Reuters – Brazilian soybean producers’ group Aprosoja, representing 240,000 farmers, has criticized federal antitrust agency CADE’s decision to clear a joint venture formed by rivals Bayer AG, Corteva and Syngenta.
The joint venture (JV) was approved by CADE unconditionally in early August and offers a platform for the collection of royalties from genetically modified soybeans in Brazil.
The farmers’ group complained that CADE ignored its misgivings about the venture, which it says will perpetuate a royalties collection system long opposed by local growers.

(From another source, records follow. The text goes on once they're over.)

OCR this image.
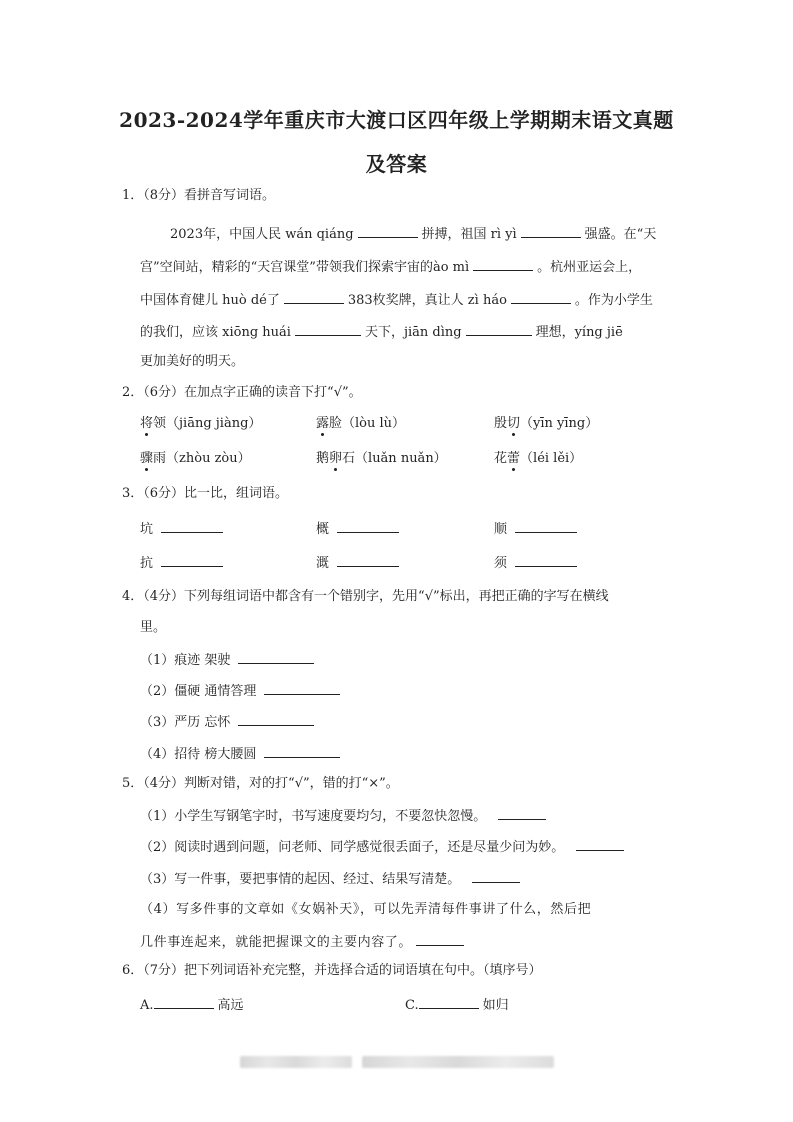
2023-2024学年重庆市大渡口区四年级上学期期末语文真题
及答案
1．（8分）看拼音写词语。
2023年，中国人民 wán qiáng	拼搏，祖国 rì yì	强盛。在“天
宫”空间站，精彩的“天宫课堂”带领我们探索宇宙的ào mì	。杭州亚运会上，
中国体育健儿 huò dé了	383枚奖牌，真让人 zì háo	。作为小学生
的我们，应该 xiōng huái	天下，jiān dìng	理想，yíng jiē
更加美好的明天。
2．（6分）在加点字正确的读音下打“√”。
将领（jiāng jiàng）	露脸（lòu lù）	殷切（yīn yīng）
骤雨（zhòu zòu）	鹅卵石（luǎn nuǎn）	花蕾（léi lěi）
3．（6分）比一比，组词语。
坑	概	顺
抗	溉	须
4．（4分）下列每组词语中都含有一个错别字，先用“√”标出，再把正确的字写在横线
里。
（1）痕迹 架驶
（2）僵硬 通情答理
（3）严历 忘怀
（4）招待 榜大腰圆
5．（4分）判断对错，对的打“√”，错的打“×”。
（1）小学生写钢笔字时，书写速度要均匀，不要忽快忽慢。
（2）阅读时遇到问题，问老师、同学感觉很丢面子，还是尽量少问为妙。
（3）写一件事，要把事情的起因、经过、结果写清楚。
（4）写多件事的文章如《女娲补天》，可以先弄清每件事讲了什么，然后把
几件事连起来，就能把握课文的主要内容了。
6．（7分）把下列词语补充完整，并选择合适的词语填在句中。（填序号）
A.	高远	C.	如归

Cultive Biotec, as the JV is known, says it will make more soy biotechnologies available in Brazil. It also said the JV includes the companies mentioned in Aprosoja’s statement as well as BASF, adding it will stimulate competition among biotechnology developers and increase the competitiveness of Brazil’s farm sector, which will have more seed biotechnologies to choose from.
CADE says it strives to maintain competition, guaranteeing the diversity and quality of products and services offered to consumers.

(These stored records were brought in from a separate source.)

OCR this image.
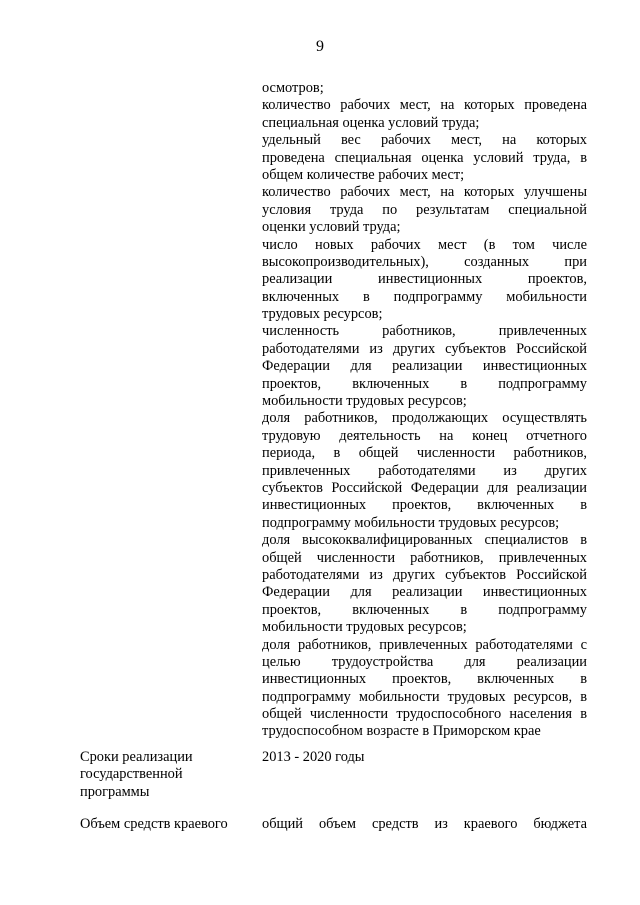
9
осмотров;
количество рабочих мест, на которых проведена
специальная оценка условий труда;
удельный вес рабочих мест, на которых
проведена специальная оценка условий труда, в
общем количестве рабочих мест;
количество рабочих мест, на которых улучшены
условия труда по результатам специальной
оценки условий труда;
число новых рабочих мест (в том числе
высокопроизводительных), созданных при
реализации инвестиционных проектов,
включенных в подпрограмму мобильности
трудовых ресурсов;
численность работников, привлеченных
работодателями из других субъектов Российской
Федерации для реализации инвестиционных
проектов, включенных в подпрограмму
мобильности трудовых ресурсов;
доля работников, продолжающих осуществлять
трудовую деятельность на конец отчетного
периода, в общей численности работников,
привлеченных работодателями из других
субъектов Российской Федерации для реализации
инвестиционных проектов, включенных в
подпрограмму мобильности трудовых ресурсов;
доля высококвалифицированных специалистов в
общей численности работников, привлеченных
работодателями из других субъектов Российской
Федерации для реализации инвестиционных
проектов, включенных в подпрограмму
мобильности трудовых ресурсов;
доля работников, привлеченных работодателями с
целью трудоустройства для реализации
инвестиционных проектов, включенных в
подпрограмму мобильности трудовых ресурсов, в
общей численности трудоспособного населения в
трудоспособном возрасте в Приморском крае
Сроки реализации
государственной
программы
2013 - 2020 годы
Объем средств краевого	общий объем средств из краевого бюджета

The statement by Aprosoja underscores tensions between soy farmers and biotechnology companies operating in Brazil, the world’s biggest producer and exporter of that oilseed and other agricultural commodities like coffee and sugar.

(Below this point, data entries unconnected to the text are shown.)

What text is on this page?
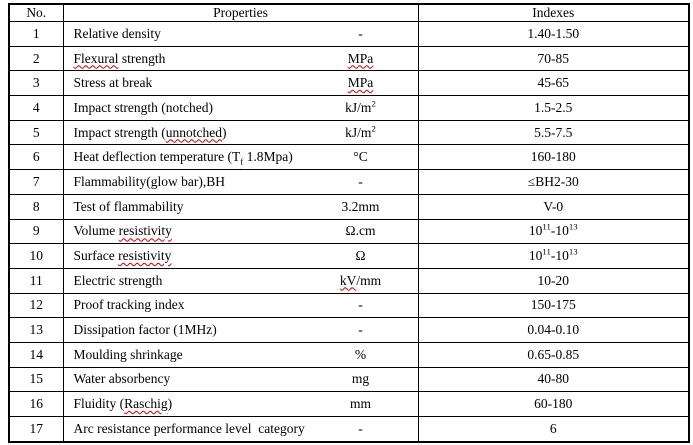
No.	Properties	Indexes
1	Relative density -	1.40-1.50
2	Flexural strength MPa	70-85
3	Stress at break MPa	45-65
4	Impact strength (notched) $kJ/m^2$	1.5-2.5
5	Impact strength (unnotched) $kJ/m^2$	5.5-7.5
6	Heat deflection temperature ($T_f$ 1.8Mpa) °C	160-180
7	Flammability(glow bar),BH -	≤BH2-30
8	Test of flammability 3.2mm	V-0
9	Volume resistivity Ω.cm	$10^{11}-10^{13}$
10	Surface resistivity Ω	$10^{11}-10^{13}$
11	Electric strength kV/mm	10-20
12	Proof tracking index -	150-175
13	Dissipation factor (1MHz) -	0.04-0.10
14	Moulding shrinkage %	0.65-0.85
15	Water absorbency mg	40-80
16	Fluidity (Raschig) mm	60-180
17	Arc resistance performance level  category -	6
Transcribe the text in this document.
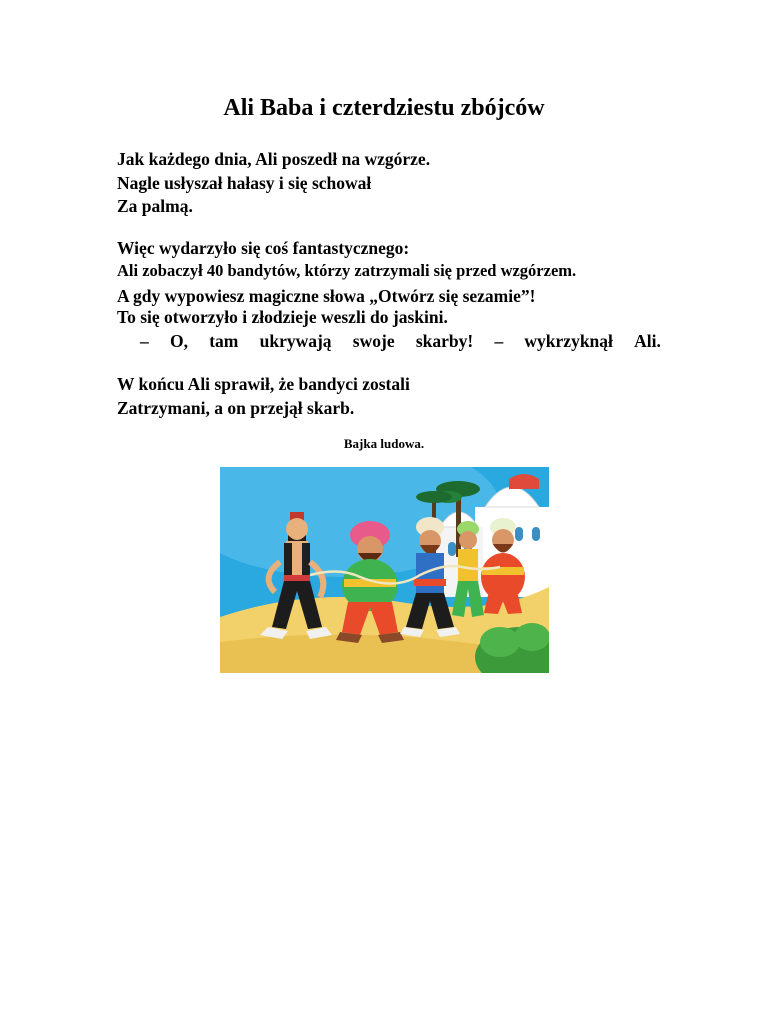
Ali Baba i czterdziestu zbójców
Jak każdego dnia, Ali poszedł na wzgórze.
Nagle usłyszał hałasy i się schował
Za palmą.
Więc wydarzyło się coś fantastycznego:
Ali zobaczył 40 bandytów, którzy zatrzymali się przed wzgórzem.
A gdy wypowiesz magiczne słowa „Otwórz się sezamie”!
To się otworzyło i złodzieje weszli do jaskini.
– O, tam ukrywają swoje skarby! – wykrzyknął Ali.
W końcu Ali sprawił, że bandyci zostali
Zatrzymani, a on przejął skarb.
Bajka ludowa.
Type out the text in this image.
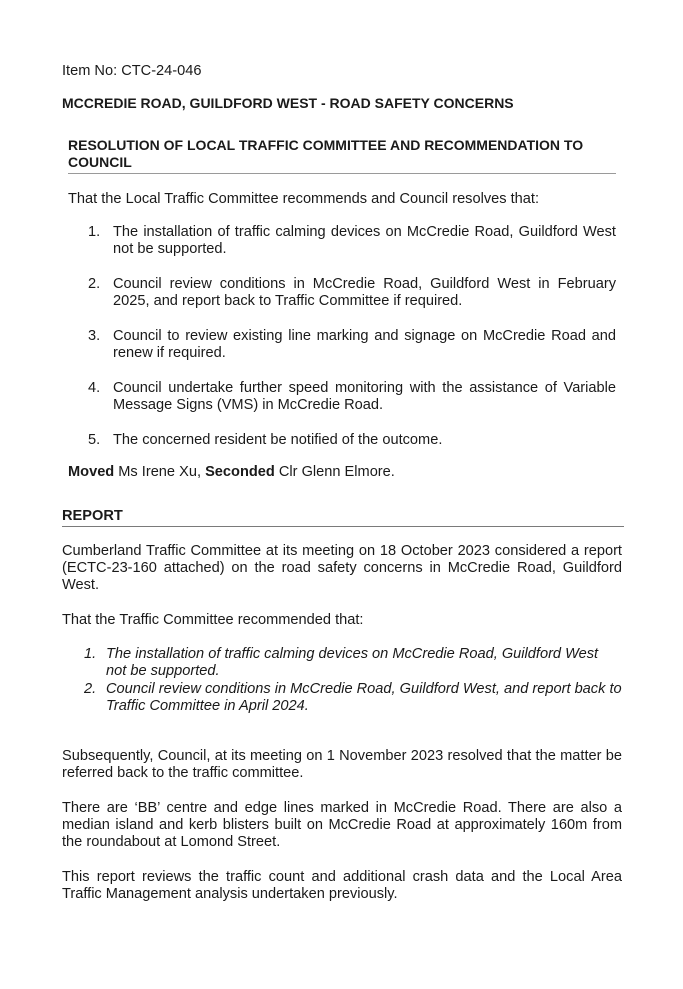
Item No: CTC-24-046
MCCREDIE ROAD, GUILDFORD WEST - ROAD SAFETY CONCERNS
RESOLUTION OF LOCAL TRAFFIC COMMITTEE AND RECOMMENDATION TO COUNCIL
That the Local Traffic Committee recommends and Council resolves that:
1. The installation of traffic calming devices on McCredie Road, Guildford West not be supported.
2. Council review conditions in McCredie Road, Guildford West in February 2025, and report back to Traffic Committee if required.
3. Council to review existing line marking and signage on McCredie Road and renew if required.
4. Council undertake further speed monitoring with the assistance of Variable Message Signs (VMS) in McCredie Road.
5. The concerned resident be notified of the outcome.
Moved Ms Irene Xu, Seconded Clr Glenn Elmore.
REPORT
Cumberland Traffic Committee at its meeting on 18 October 2023 considered a report (ECTC-23-160 attached) on the road safety concerns in McCredie Road, Guildford West.
That the Traffic Committee recommended that:
1. The installation of traffic calming devices on McCredie Road, Guildford West not be supported.
2. Council review conditions in McCredie Road, Guildford West, and report back to Traffic Committee in April 2024.
Subsequently, Council, at its meeting on 1 November 2023 resolved that the matter be referred back to the traffic committee.
There are ‘BB’ centre and edge lines marked in McCredie Road. There are also a median island and kerb blisters built on McCredie Road at approximately 160m from the roundabout at Lomond Street.
This report reviews the traffic count and additional crash data and the Local Area Traffic Management analysis undertaken previously.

Starting in 2009, soy farmers began resorting to the courts to challenge the royalties payment system in the Brazilian market, where Aprosoja says farmers pay more for use of the technology than in neighbouring countries.
Aprosoja said Bayer holds a virtual monopoly of the genetically modified soy market in Brazil, adding it is now “opening up its royalty collection model to all potential and future competitors.”
Bayer declined to comment.
Currently, Bayer faces direct competition from Corteva Agriscience, which will start selling its own soybean biotech seed in Brazil. In five years’ time, Corteva hopes one-third of Brazil’s soy area will be cultivated with its biotech seed product.